Sunquest Information Systems is embarking on a project that has the potential to change the face of lab computing. It has signed a contract to provide lab computing support for all of the hospitals in the state of Queensland, Australia, which has a population of about 4.5 million people (see: Queensland Health partners with Sunquest for Laboratory Information System). Below is an excerpt from the press release:
The contemporary enterprise laboratory information system (LIS) and services will support improved care responsiveness, safety and healthcare outcomes for the millions of Queenslanders served by the state's 124 hospitals, 70 primary health centers and clinics, 17 aged care facilities and 33 extreme remote multi-purpose health services. Queensland Health performs more than 20,000 tests per day in 36 public pathology, forensic and scientific laboratories....The contract includes Sunquest's full end-to-end enterprise laboratory information system for all pathology disciplines including chemistry, hematology, microbiology, histopathology, cytology, blood transfusion and molecular....Sunquest demonstrates support for patient safety and communication with existing systems After being named Vendor of Choice from a field of seven vendors, ahead of the main contract Sunquest was required to create a working prototype to demonstrate key processes and achieve sign-off from a variety of stakeholders. The prototype, delivered in a prompt six weeks, successfully demonstrated interoperability with Queensland Health's existing systems showing Sunquest can meet Queensland's needs.

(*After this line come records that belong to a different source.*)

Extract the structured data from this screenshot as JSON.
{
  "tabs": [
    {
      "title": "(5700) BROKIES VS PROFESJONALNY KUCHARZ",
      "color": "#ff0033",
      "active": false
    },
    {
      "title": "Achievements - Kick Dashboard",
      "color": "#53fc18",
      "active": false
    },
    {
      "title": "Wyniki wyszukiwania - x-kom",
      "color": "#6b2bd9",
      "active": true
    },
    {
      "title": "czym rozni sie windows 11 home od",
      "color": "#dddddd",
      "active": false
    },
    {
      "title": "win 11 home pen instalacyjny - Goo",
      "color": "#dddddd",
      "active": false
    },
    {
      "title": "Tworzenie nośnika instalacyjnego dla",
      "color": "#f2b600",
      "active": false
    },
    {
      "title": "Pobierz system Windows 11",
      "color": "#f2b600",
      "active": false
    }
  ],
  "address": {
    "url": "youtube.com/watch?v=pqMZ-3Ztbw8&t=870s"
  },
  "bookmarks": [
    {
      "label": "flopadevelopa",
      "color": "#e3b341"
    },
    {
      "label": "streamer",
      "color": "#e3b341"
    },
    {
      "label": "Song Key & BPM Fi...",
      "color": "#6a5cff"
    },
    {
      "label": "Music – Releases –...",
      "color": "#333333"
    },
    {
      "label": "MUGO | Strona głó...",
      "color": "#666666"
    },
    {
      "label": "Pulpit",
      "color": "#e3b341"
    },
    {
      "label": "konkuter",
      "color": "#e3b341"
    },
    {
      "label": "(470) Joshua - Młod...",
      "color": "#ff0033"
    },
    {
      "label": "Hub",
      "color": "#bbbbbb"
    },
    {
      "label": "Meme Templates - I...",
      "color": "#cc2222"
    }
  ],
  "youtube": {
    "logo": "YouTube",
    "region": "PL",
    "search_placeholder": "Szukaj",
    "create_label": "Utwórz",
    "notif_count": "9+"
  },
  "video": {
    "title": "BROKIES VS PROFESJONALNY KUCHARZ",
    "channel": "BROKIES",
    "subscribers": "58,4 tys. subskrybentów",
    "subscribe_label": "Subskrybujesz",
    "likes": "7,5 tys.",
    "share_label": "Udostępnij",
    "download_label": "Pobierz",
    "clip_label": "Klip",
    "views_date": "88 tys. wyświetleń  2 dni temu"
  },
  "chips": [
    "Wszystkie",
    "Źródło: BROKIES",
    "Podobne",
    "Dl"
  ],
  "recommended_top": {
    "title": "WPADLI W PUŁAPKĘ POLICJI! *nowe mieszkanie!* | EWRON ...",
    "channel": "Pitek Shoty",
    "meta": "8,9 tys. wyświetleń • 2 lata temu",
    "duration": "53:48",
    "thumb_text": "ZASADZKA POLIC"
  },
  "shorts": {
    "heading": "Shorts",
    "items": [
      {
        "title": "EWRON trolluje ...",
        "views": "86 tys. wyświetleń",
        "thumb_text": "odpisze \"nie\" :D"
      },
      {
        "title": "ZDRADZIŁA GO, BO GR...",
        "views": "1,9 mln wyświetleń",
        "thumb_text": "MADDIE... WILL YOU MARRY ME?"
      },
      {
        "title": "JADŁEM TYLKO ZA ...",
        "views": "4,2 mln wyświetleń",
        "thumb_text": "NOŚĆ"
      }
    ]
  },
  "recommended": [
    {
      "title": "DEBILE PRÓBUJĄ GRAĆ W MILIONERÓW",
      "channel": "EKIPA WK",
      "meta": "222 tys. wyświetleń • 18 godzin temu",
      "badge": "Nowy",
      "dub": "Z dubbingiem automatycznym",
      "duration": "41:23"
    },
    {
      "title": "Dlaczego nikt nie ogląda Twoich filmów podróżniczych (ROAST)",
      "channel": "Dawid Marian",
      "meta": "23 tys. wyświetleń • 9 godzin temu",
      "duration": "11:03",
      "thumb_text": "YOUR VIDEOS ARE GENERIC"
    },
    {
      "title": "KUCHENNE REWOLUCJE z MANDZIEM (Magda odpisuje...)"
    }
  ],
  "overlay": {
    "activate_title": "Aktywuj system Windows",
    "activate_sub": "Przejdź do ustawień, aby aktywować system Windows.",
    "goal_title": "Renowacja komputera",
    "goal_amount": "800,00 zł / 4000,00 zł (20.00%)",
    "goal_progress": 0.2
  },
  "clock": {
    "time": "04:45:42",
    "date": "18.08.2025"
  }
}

For the purposes of this note, I will refer to the Sunquest LIS that will provide lab computing in 124 hospitals and other facilities in Queensland as a "health system LIS" or HS-LIS. The press release refers to an "enterprise LIS" which I think is subject to misinterpretation because of the ambiguity of the term enterprise. This new contract strikes me as a potentially important step in the evolution of the classic LIS which has most often deployed in a single hospital or across several hospitals. We are now in the midst of an era with the emergence of huge health systems in the U.S., the leading one with 76 hospitals (see: Healthcare Fast Facts – Top 30 Largest Hospital Systems in America). It might make sense to me for some of these very large health systems to install a single LIS to support the labs functioning in all of the hospitals comprising the large health system.
I believe that many of these large health systems will be seeking in the future to establish multiple "laboratories of excellence" within the system as a means to insource sophisticated testing like genomic and molecular (see: Intermountain Precision Genomics to develop hereditary cancer gene panels). To my mind, this is a far superior policy to the dependence on external reference labs to provide esoteric testing. As these "laboratories of excellence" proliferate in the mega-health systems, it would also seem to make sense for the future to install a "health system LIS" or HS-LIS. This single LIS could then effeciently manage laboratory test ordering, specimen transport, and results reporting, such as will occur in the Queensland project, across all of the labs in the single health system. This will be particularly important with the adoption of digital pathology technology where slide preparation and scanning could take place in one processing lab but with the images transferred to the various surgical pathology specialists scattered in all of the hospitals in the system.